Выйти из Хайдеггера (из драмы существование в модусе временности)
Вопрос в конечном итоге состоял в том, чтобы узнать, существует ли некая альтернатива, позволяющая нам выйти из экзистенциельной (хайдеггеровское existentiel – пер.), или более радикально, онтологически экзистенциальной (хайдеггеровское existentiаl – пер.) структуры, которая объясняется временностью Dasein. Иначе говоря, можем ли мы извлечь себя из великой драмы, поставленной западной мыслью о времени, которой Хайдеггер придал лишь более радикальную форму? — Жить/существовать. — И последнее возвращение к Монтеню. Вот как он дает слово обычной речи, чтобы потом ее осудить: «Я сегодня ничего не сделал» — А разве вы не жили?». Это «Я сегодня ничего не сделал», которое заставляет нас высказать Монтень, выражает беспокойство перед лицом «времени»; время «проходит», но нет «ничего» в этом промежутке времени, что было бы достаточным, чтобы составить событие, и стало быть оно недостаточно заполнено — это время, в которое я недостаточно «существовал»; вся фраза выражает сожаление о времени, которое обречено проходить, «потерянное» время. Но вопрос, которым Монтень прерывает эту речь, переориентируя ее на жизнь — А разве вы не жили? – резко сдвигает перспективу, давая понять, что «жить», не относясь ни чему, кроме самой жизни, не измеряясь ничем, кроме нее самой, не имеет никакой иной цели, даже внутренней (как в случае понятия самоцельности у стоиков). Учитывая, что «жить» — это самодостаточный процесс, как и момент, появляется иная возможность мысли – «натуралистическая» — скажем мы привычно, чтобы поставить ее на место, сразу ограничивая ее важность*, которую европейская философия в своих поисках смысла, не считая нескольких исключений (как у Монтеня: «Природа – это нежный проводник»), не была в состоянии принять во внимание, она почти не использовала такую возможность. Философия – это речь и мыслительная конструкция (логос). Но «натурализму» свойственно только терять от того, что его конструируют и обосновывают: вовлекаясь в рассуждения, он отключается от «природы» и по этой причине перед философией он обычно умолкает.
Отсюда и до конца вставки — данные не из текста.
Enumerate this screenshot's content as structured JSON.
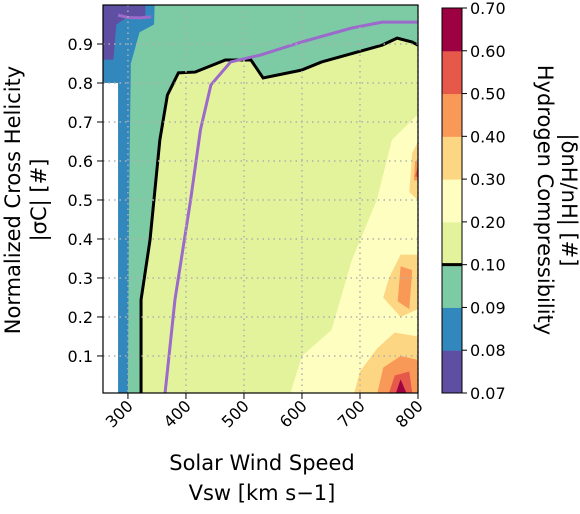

Это также причина, в силу которой мне кажется тем более ценным следовать опции, которую разворачивает китайская мысль, особенно даосская, через открытость моменту и использование совершенно другой стратегии высказывания, которую можно назвать «антифилософской»; эта стратегия в свою очередь способствует появлению иной возможной диспозиции, которую мы пока не можем выразить на нашем языке иначе, чем в негативных терминах: «беззаботность». Именно в ней и ощущается то что будет не забвением или уклонением, но более первозданным – структурным – способом не выражать «время».